Astier-Réhu, solemn, his three chins in his white cravat, said: “That is a Danish legend.”

“Icelandic..” affirmed Schwanthaler, no less majestic.

“Saxo Grammaticus relates that a valiant archer named Tobé or Paltanoke...”

“Es ist in der Vilkinasaga geschrieben...”

Both together:—

was condemned by the | dass der Islandische König
King of Denmark Harold | Needing...”
of the Blue Teeth...” |

With staring eyes and arms extended, neither looking at nor comprehending each other, they both talked at once, as if on a rostrum, in the doctoral, despotic tones of professors certain of never being refuted; until, getting angry, they only shouted names: “Justinger of Berne!.. Jean of Winterthur!..”

Little by little, the discussion became general, excited, and furious among the visitors. Umbrellas, camp-stools, and valises were brandished; the unhappy artist, trembling for the safety of his scaffolding, went from one to another imploring peace. When the tempest had abated, he returned to his sketch and looked for his mysterious model, for him whose name the panthers of the Zaccar and the lions of Atlas could alone pronounce; but he was nowhere to be seen; the Alpinist had disappeared.
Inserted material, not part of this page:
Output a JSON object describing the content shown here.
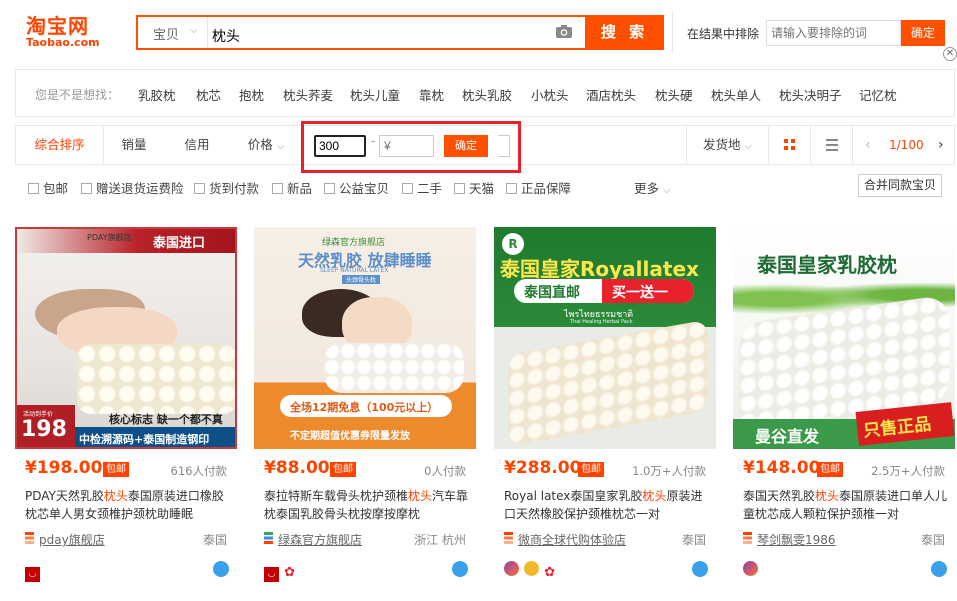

At that moment he was clambering with furious strides up a little path among beeches and birches that led to the Hôtel Tellsplatte, where the courier of the Peruvian family was to pass the night; and under the shock of his deception he was talking to himself in a loud voice and ramming his alpenstock furiously into the sodden ground:—

Never existed! William Tell! William Tell a myth! And it was a painter charged with the duty of decorating the Tellsplatte who said that calmly. He hated him as if for a sacrilege; he hated those learned men, and this denying, demolishing impious age, which respects nothing, neither fame nor grandeur—coquin de sort!